Scott's Tip Of The Day: If you want to impress your friends, I suggest you acquire a wild animal and let it loose in your house. Something like a bear, gorilla or tiger or monkey. Yeah, there is a good chance that animal is going to bite your neighbor's face off. It might bite her fingers off too. But if your neighbor can still speak after she wakes up from her coma, she will probably compliment you on your wild animal pet. "But Scott, this happened to me! I didn't get any compliments!" Well, it might have just sounded like mumbling and groaning. That's a combination of pain killers, and your neighbor's lack of lips/face.

7 comments:

Broke But Still Drinking said...

This is why people should own Sea Monkeys.

foutsc said...

But the monkey sipped tea and took xanax just like a normal human being...

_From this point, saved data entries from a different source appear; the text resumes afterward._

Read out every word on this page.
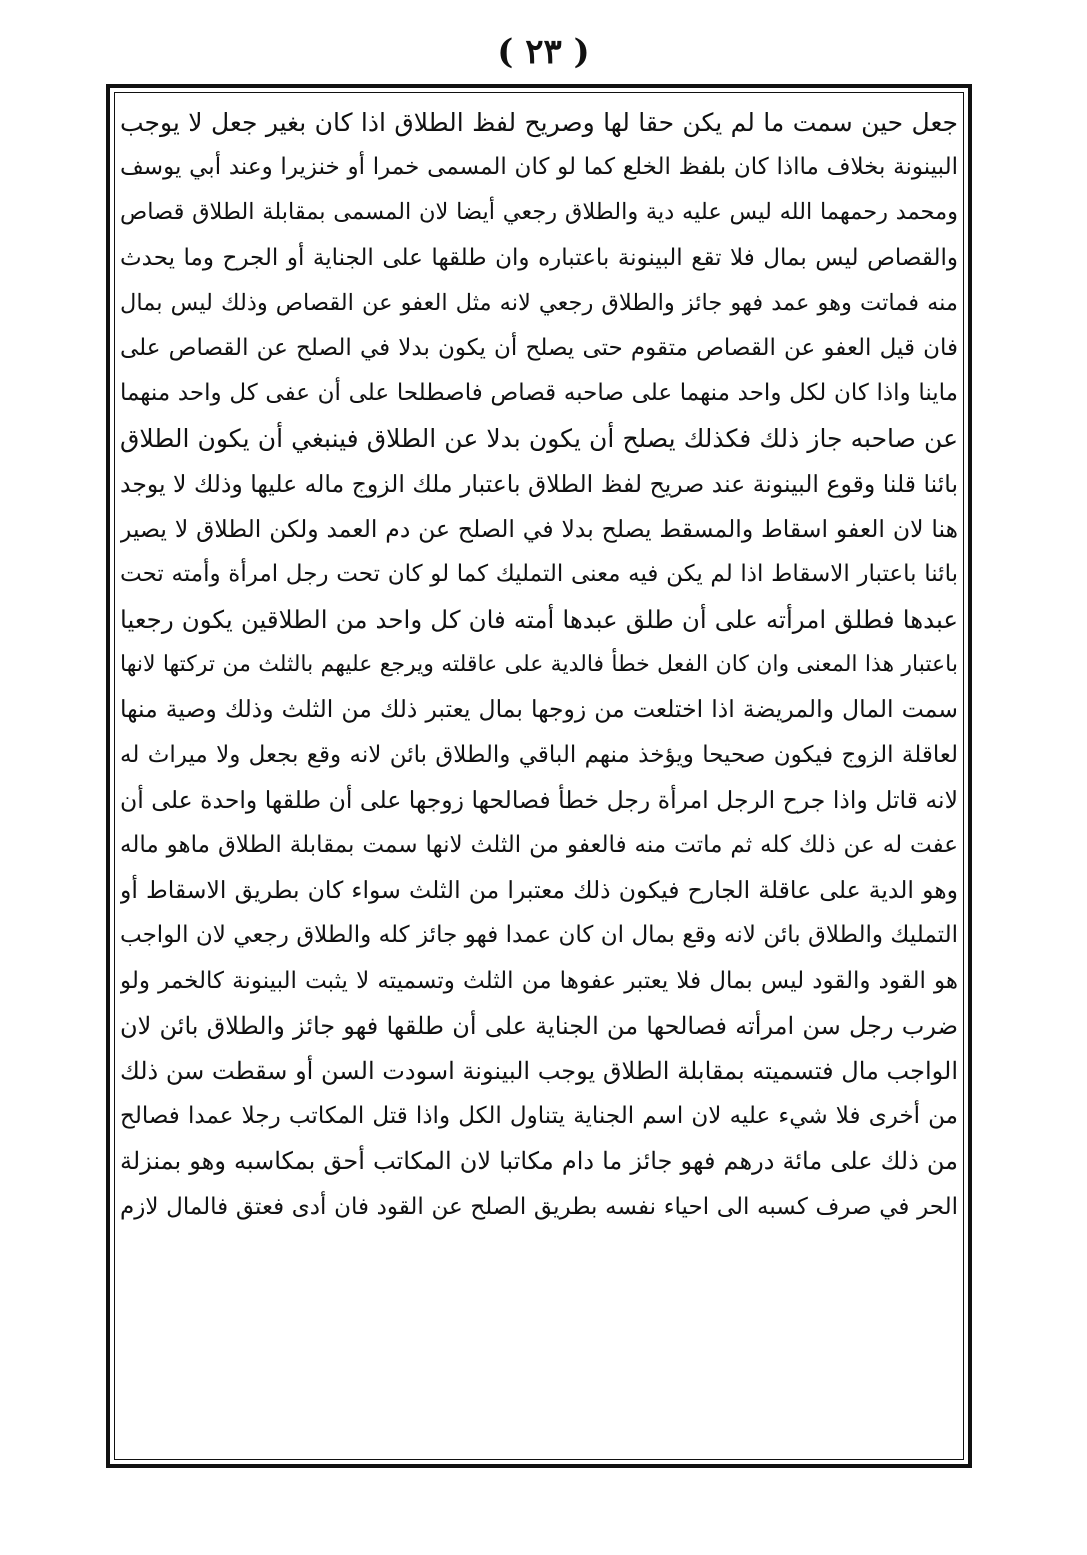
( ٢٣ )
جعل حين سمت ما لم يكن حقا لها وصريح لفظ الطلاق اذا كان بغير جعل لا يوجب
البينونة بخلاف مااذا كان بلفظ الخلع كما لو كان المسمى خمرا أو خنزيرا وعند أبي يوسف
ومحمد رحمهما الله ليس عليه دية والطلاق رجعي أيضا لان المسمى بمقابلة الطلاق قصاص
والقصاص ليس بمال فلا تقع البينونة باعتباره وان طلقها على الجناية أو الجرح وما يحدث
منه فماتت وهو عمد فهو جائز والطلاق رجعي لانه مثل العفو عن القصاص وذلك ليس بمال
فان قيل العفو عن القصاص متقوم حتى يصلح أن يكون بدلا في الصلح عن القصاص على
ماينا واذا كان لكل واحد منهما على صاحبه قصاص فاصطلحا على أن عفى كل واحد منهما
عن صاحبه جاز ذلك فكذلك يصلح أن يكون بدلا عن الطلاق فينبغي أن يكون الطلاق
بائنا قلنا وقوع البينونة عند صريح لفظ الطلاق باعتبار ملك الزوج ماله عليها وذلك لا يوجد
هنا لان العفو اسقاط والمسقط يصلح بدلا في الصلح عن دم العمد ولكن الطلاق لا يصير
بائنا باعتبار الاسقاط اذا لم يكن فيه معنى التمليك كما لو كان تحت رجل امرأة وأمته تحت
عبدها فطلق امرأته على أن طلق عبدها أمته فان كل واحد من الطلاقين يكون رجعيا
باعتبار هذا المعنى وان كان الفعل خطأ فالدية على عاقلته ويرجع عليهم بالثلث من تركتها لانها
سمت المال والمريضة اذا اختلعت من زوجها بمال يعتبر ذلك من الثلث وذلك وصية منها
لعاقلة الزوج فيكون صحيحا ويؤخذ منهم الباقي والطلاق بائن لانه وقع بجعل ولا ميراث له
لانه قاتل واذا جرح الرجل امرأة رجل خطأ فصالحها زوجها على أن طلقها واحدة على أن
عفت له عن ذلك كله ثم ماتت منه فالعفو من الثلث لانها سمت بمقابلة الطلاق ماهو ماله
وهو الدية على عاقلة الجارح فيكون ذلك معتبرا من الثلث سواء كان بطريق الاسقاط أو
التمليك والطلاق بائن لانه وقع بمال ان كان عمدا فهو جائز كله والطلاق رجعي لان الواجب
هو القود والقود ليس بمال فلا يعتبر عفوها من الثلث وتسميته لا يثبت البينونة كالخمر ولو
ضرب رجل سن امرأته فصالحها من الجناية على أن طلقها فهو جائز والطلاق بائن لان
الواجب مال فتسميته بمقابلة الطلاق يوجب البينونة اسودت السن أو سقطت سن ذلك
من أخرى فلا شيء عليه لان اسم الجناية يتناول الكل واذا قتل المكاتب رجلا عمدا فصالح
من ذلك على مائة درهم فهو جائز ما دام مكاتبا لان المكاتب أحق بمكاسبه وهو بمنزلة
الحر في صرف كسبه الى احياء نفسه بطريق الصلح عن القود فان أدى فعتق فالمال لازم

Cute anthropomorphizing should be left to Disney cartoons. Don't fool with mother nature.

Mia Watts said...

Voice of experience?

Al Sharpton said...

After the discraceful New York Post cartoon I cannot believe you would be so foolish as to post another picture ridiculing our president and calling him a "wild animal."

Sugee Andersyn said...

lol last line was brutal! ha!

WALT said...

Poor Chimps.. One bad taste and untimely chimps goes crazy and they get a bad rap. I hope this doesn't affect their Superbowl ads credibility.

http://www.waltsense.com/home/2009/2/19/travis-the-killer-chimpanzee-six-animals-i-wouldnt-want-to-f.html

JPT said...

That photo reminds me - I must phone my ex wife.